Local inventors' innovative light bulb puts rivals in shade
Academic and developer dream up LED bulb that is cheaper, more energy efficient and so durable they're offering a 10-year warranty
Hong Kong innovators have launched a new light-emitting diode (LED) light bulb that they say is cheaper and more durable than others on the market, and they're even offering a 10-year warranty on the product.
The airLED bulb is based on technology invented by Dr Lau Kei-may, chair professor at the Department of Electronic and Computer Engineering at the University of Science and Technology, and telecommunications developer James Wang.
The new bulb is said to be up to 25 per cent more energy efficient than other LED products and 85 per cent more than incandescent bulbs.
"The electricity bill may cost HK$80 to HK$90 a year for an incandescent bulb if you switch it on for three to four hours a day," said Eric Steinmeyer, chief operating officer of Cledos International, a company co-founded by Lau and Wang a year ago. "Ours only costs HK$10 a year."
He said it was safe to touch the light bulb even when it was switched on, as the light source stayed at room temperature - much cooler than incandescent or other LED bulbs.
The device emits light through a waffle-shaped plastic component that removes the need for transformers used in other LED products to transfer electricity between circuits.
The thin disc connects 64 chips with holes in between, allowing heat to dissipate quickly.
Lau said consumer concerns about cost and durability had dampened sales of LED bulbs, as some had been found to break easily.

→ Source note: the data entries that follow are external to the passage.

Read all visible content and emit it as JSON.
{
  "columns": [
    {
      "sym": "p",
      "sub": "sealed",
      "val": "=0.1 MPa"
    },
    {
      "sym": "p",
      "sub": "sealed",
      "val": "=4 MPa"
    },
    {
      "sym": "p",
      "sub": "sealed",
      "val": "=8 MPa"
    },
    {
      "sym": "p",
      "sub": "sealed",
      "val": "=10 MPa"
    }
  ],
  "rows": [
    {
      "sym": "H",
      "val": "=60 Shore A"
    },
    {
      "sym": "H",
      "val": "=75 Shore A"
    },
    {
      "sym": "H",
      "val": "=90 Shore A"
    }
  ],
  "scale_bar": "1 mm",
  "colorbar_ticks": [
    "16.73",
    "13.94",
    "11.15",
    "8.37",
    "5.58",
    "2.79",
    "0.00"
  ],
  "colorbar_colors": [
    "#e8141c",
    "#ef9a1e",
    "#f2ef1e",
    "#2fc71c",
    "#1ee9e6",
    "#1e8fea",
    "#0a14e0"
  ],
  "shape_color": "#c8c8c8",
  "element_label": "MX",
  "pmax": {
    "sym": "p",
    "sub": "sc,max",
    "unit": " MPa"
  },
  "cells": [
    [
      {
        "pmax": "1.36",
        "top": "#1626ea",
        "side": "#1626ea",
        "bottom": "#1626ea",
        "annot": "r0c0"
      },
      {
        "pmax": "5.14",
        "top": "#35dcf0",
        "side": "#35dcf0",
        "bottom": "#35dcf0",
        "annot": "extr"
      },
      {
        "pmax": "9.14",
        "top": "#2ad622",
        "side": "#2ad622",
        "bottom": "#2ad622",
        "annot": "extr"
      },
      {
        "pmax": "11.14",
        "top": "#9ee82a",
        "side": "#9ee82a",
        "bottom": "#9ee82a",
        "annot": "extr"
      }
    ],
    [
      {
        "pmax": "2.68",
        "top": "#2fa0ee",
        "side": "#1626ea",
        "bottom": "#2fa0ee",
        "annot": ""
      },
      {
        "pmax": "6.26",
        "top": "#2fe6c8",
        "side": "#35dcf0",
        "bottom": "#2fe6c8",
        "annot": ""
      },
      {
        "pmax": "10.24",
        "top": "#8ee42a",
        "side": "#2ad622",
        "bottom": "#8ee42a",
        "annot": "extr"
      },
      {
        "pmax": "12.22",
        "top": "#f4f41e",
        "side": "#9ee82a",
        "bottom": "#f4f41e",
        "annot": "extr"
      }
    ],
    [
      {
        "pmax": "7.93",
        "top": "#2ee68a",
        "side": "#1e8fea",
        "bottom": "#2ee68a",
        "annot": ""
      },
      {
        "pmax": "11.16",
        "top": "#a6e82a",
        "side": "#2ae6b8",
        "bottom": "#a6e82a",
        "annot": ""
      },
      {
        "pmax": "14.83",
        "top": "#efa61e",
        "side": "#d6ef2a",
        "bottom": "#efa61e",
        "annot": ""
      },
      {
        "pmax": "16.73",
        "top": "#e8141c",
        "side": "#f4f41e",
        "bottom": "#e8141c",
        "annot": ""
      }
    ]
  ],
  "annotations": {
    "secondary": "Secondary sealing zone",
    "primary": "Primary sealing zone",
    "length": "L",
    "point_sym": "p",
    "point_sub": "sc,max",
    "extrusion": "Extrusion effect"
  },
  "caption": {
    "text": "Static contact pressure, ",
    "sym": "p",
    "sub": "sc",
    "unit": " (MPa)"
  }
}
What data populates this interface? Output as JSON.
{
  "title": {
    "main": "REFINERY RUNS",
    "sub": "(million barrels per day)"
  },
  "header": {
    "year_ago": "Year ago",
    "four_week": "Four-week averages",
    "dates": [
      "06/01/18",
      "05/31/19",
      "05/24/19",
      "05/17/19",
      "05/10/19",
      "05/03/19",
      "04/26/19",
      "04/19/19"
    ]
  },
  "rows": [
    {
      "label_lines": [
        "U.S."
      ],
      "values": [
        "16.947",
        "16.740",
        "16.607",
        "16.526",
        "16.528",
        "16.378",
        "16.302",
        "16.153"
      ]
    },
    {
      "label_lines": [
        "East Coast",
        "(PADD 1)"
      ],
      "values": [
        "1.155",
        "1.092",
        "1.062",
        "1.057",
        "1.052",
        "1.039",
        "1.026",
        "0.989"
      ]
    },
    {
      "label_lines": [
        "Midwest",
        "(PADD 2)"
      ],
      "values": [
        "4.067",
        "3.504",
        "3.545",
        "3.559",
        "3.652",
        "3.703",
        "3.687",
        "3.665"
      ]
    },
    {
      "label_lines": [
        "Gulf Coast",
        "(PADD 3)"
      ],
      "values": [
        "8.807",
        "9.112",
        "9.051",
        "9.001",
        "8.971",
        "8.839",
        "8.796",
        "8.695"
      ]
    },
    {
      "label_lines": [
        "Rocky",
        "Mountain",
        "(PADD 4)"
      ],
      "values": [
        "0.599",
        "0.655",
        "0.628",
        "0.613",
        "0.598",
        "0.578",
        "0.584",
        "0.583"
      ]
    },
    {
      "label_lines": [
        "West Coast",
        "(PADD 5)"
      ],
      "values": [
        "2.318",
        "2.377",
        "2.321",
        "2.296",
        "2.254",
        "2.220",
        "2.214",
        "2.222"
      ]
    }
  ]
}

In the new product, the glass bulb is replaced by plastic and the number of components inside is reduced to five.
"There are a lot fewer things to break," she said.
Cledos also hopes the 10-year warranty and price will boost consumer confidence.
A bulb emitting as much light as a 40-watt incandescent one will cost HK$49, and a 60-watt equivalent HK$68.
In 2012, LED bulbs constituted 11 per cent of Hong Kong's lighting market, alongside incandescent and swirl-shaped compact fluorescent products, Steinmeyer said.
It is projected that by 2016, the market penetration of LEDs will increase to 46 per cent both in Hong Kong and globally.
"Hong Kong and China are leading in terms of adoption of LED technology," Steinmeyer said, adding that LED lighting was used slightly more in this part of the world than in the West.
With more competition to bring down prices and government measures around the world - including the mainland - aimed at phasing out traditional lighting, LEDs were set to dominate the market in the future, he said.
The bulbs are being manufactured on the mainland. Deals have been reached with retailers in Hong Kong and elsewhere but the company is looking for more.
Cledos is one of the 2,500 exhibitors at the International Lighting Fair, which runs at the Convention and Exhibition Centre in Wan Chai until tomorrow.